Во все времена человек размышлял над строением внешнего мира. От глубочайшей древности он наблюдал восходы и заходы Солнца, Луны и звезд и их суточное обращение по небесному своду. Человек распознал на небе пять больших планет и остановился перед загадкой их сложных, неравномерных движений по звездному небу. Он заметил, что Марс, Юпитер, Сатурн движутся между звезд то «прямым движением» с запада на восток, в ту сторону, куда смещается Луна между звезд, то «обратным движением» с востока на запад, в сторону суточного вращения неба; что между этими движениями Марс, Юпитер, Сатурн по нескольку дней остаются неподвижными относительно звезд и затем, продолжая движение, описывают как бы петли на фоне звездного неба. Человек заметил также, что две другие планеты, Меркурий и Венера, в отличие от названных трех, остаются на небе вблизи Солнца, появляясь и исчезая около него в лучах вечерней и утренней зари. И как только человек начал осознавать закономерность в происходящих явлениях, он стал убеждаться в том, что все эти движения повторяются с извечной правильностью, что им присуща устойчивость, которой он не знает ни в чем, происходящем на Земле. И, размышляя, человек должен был спросить себя: та твердыня, с которой он наблюдает эти движения, — его Земля, — в каком стоит она отношении к тому театру небесных явлений, который развертывается над ней? Где происходят эти движения, какие из них ближе и какие дальше от Земли? Как сочетаются между собой основное суточное вращение всего свода в его целом, увлекающее и Солнце, и Луну, и планеты, и звезды, с перемещениями Солнца и Луны между звезд, со сложными путями планет на вращающемся своде?

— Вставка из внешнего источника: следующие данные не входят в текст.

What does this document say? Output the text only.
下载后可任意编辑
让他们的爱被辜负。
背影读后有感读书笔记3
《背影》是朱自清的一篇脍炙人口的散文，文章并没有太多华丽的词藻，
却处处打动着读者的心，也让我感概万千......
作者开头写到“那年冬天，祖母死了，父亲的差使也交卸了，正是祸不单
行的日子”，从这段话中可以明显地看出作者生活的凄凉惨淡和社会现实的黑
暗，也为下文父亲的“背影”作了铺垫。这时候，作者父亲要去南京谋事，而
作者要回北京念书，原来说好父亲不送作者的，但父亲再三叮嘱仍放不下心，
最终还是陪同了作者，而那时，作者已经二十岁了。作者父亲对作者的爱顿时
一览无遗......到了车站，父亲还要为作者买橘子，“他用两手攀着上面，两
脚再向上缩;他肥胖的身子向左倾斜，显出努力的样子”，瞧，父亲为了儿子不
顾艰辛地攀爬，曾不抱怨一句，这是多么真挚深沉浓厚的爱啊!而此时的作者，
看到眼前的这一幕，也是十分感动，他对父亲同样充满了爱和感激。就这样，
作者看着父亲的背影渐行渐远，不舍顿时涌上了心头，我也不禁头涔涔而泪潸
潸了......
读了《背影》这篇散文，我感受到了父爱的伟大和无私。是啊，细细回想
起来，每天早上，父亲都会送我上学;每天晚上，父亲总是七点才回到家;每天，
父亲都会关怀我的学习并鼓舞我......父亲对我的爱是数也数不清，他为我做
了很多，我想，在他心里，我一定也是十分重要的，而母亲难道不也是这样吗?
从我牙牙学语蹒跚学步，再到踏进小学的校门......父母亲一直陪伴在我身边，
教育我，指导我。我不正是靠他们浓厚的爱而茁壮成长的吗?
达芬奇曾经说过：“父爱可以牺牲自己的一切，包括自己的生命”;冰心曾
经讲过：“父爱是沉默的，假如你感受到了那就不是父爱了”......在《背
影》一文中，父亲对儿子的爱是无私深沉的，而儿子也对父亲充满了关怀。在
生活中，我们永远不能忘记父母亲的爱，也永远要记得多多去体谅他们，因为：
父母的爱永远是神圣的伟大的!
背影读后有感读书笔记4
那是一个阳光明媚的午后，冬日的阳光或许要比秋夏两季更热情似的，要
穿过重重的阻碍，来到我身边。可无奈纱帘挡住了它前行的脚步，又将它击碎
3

Вокруг этих высоких задач развивалось первичное естественнонаучное мышление. Все культуры разных времен и народов, отзвуки которых дошли до нас, подходили к этим проблемам со своими попытками решения. Но первые построения и схемы, заслуживающие именно здесь нашего внимания, принадлежат древней Элладе. Все научно-познавательные принципы, все схемы чисто астрономического содержания, созданные греками, сыграли самую выдающуюся роль в том процессе смены мировоззрений, который связан с именами Коперника, Кеплера и Галилея.

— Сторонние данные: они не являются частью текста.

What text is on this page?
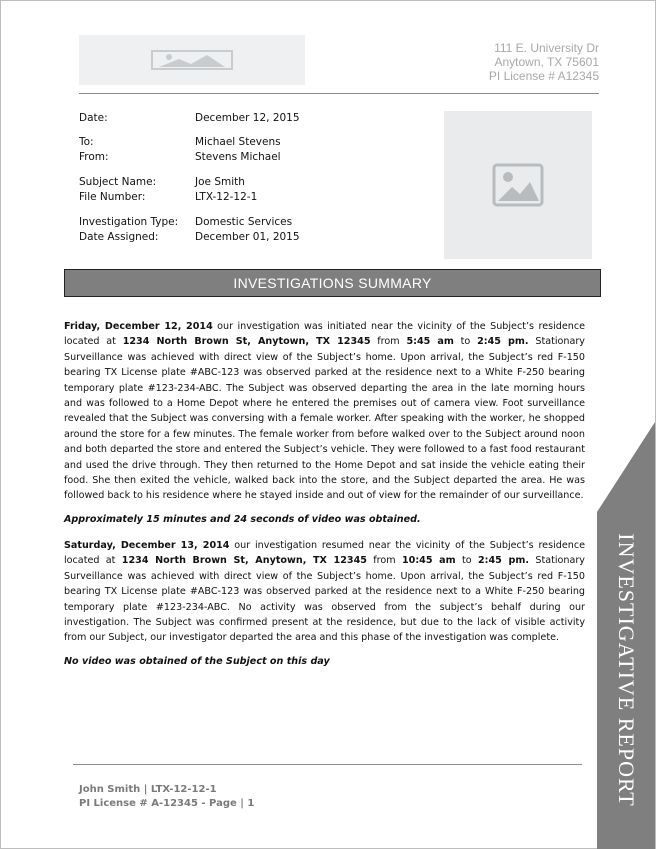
111 E. University Dr
Anytown, TX 75601
PI License # A12345
Date:	December 12, 2015
To:	Michael Stevens
From:	Stevens Michael
Subject Name:	Joe Smith
File Number:	LTX-12-12-1
Investigation Type: Domestic Services
Date Assigned:	December 01, 2015
INVESTIGATIONS SUMMARY
Friday, December 12, 2014 our investigation was initiated near the vicinity of the Subject’s residence located at 1234 North Brown St, Anytown, TX 12345 from 5:45 am to 2:45 pm. Stationary Surveillance was achieved with direct view of the Subject’s home. Upon arrival, the Subject’s red F-150 bearing TX License plate #ABC-123 was observed parked at the residence next to a White F-250 bearing temporary plate #123-234-ABC. The Subject was observed departing the area in the late morning hours and was followed to a Home Depot where he entered the premises out of camera view. Foot surveillance revealed that the Subject was conversing with a female worker. After speaking with the worker, he shopped around the store for a few minutes. The female worker from before walked over to the Subject around noon and both departed the store and entered the Subject’s vehicle. They were followed to a fast food restaurant and used the drive through. They then returned to the Home Depot and sat inside the vehicle eating their food. She then exited the vehicle, walked back into the store, and the Subject departed the area. He was followed back to his residence where he stayed inside and out of view for the remainder of our surveillance.
Approximately 15 minutes and 24 seconds of video was obtained.
Saturday, December 13, 2014 our investigation resumed near the vicinity of the Subject’s residence located at 1234 North Brown St, Anytown, TX 12345 from 10:45 am to 2:45 pm. Stationary Surveillance was achieved with direct view of the Subject’s home. Upon arrival, the Subject’s red F-150 bearing TX License plate #ABC-123 was observed parked at the residence next to a White F-250 bearing temporary plate #123-234-ABC. No activity was observed from the subject’s behalf during our investigation. The Subject was confirmed present at the residence, but due to the lack of visible activity from our Subject, our investigator departed the area and this phase of the investigation was complete.
No video was obtained of the Subject on this day
John Smith | LTX-12-12-1
PI License # A-12345 - Page | 1	INVESTIGATIVE REPORT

Первая астрономическая доктрина, более или менее детально разработанная греками, есть так называемая система концентрических сфер. В ее первичной форме, предложенной Евдоксом Книдским (около 410 — 350 гг. до н. э.), она была призвана воспроизводить видимые движения планет при помощи четырех сфер для каждой планеты; все эти сферы вращались равномерно вокруг осей, пересекающихся в одной точке, но наклоненных друг к другу под различными углами; две сферы вращались с запада на восток, другие две — в обратную сторону; периоды их вращений различны. Каждая из сфер, независимо от ее собственного вращения, воспринимала движение всех внешних по отношению к ней; на экваторе самой внутренней из них, четвертой, находилась точка, изображающая данную планету. Составное движение ее, получаемое в результате сложения вращений всех четырех сфер, должно было воспроизводить, путем подбора углов наклона осей и периодов их обращений, видимое нам движение планеты с теми стояниями и петлями, о которых сказано выше.

Дальнейшее усовершенствование схем Евдокса принадлежит выдающемуся астроному Калиппу, который, по словам комментатора1, прибыл в Афины и имел там постоянные собеседования с Аристотелем, задумав с его помощью произвести «пересмотр и дополнение системы Евдокса». В системе Калиппа полагалось по пяти сфер для Солнца, Луны, Меркурия, Венеры и Марса и по четыре для Юпитера и Сатурна; всего их было таким образом 33. Затем сам Аристотель подошел к той же проблеме; стремясь создать единую модель, которая охватывала бы совокупность всех наблюдаемых движении небесных тел, он смог достичь этого только ценой существенного осложнения построений Евдокса и Калиппа2.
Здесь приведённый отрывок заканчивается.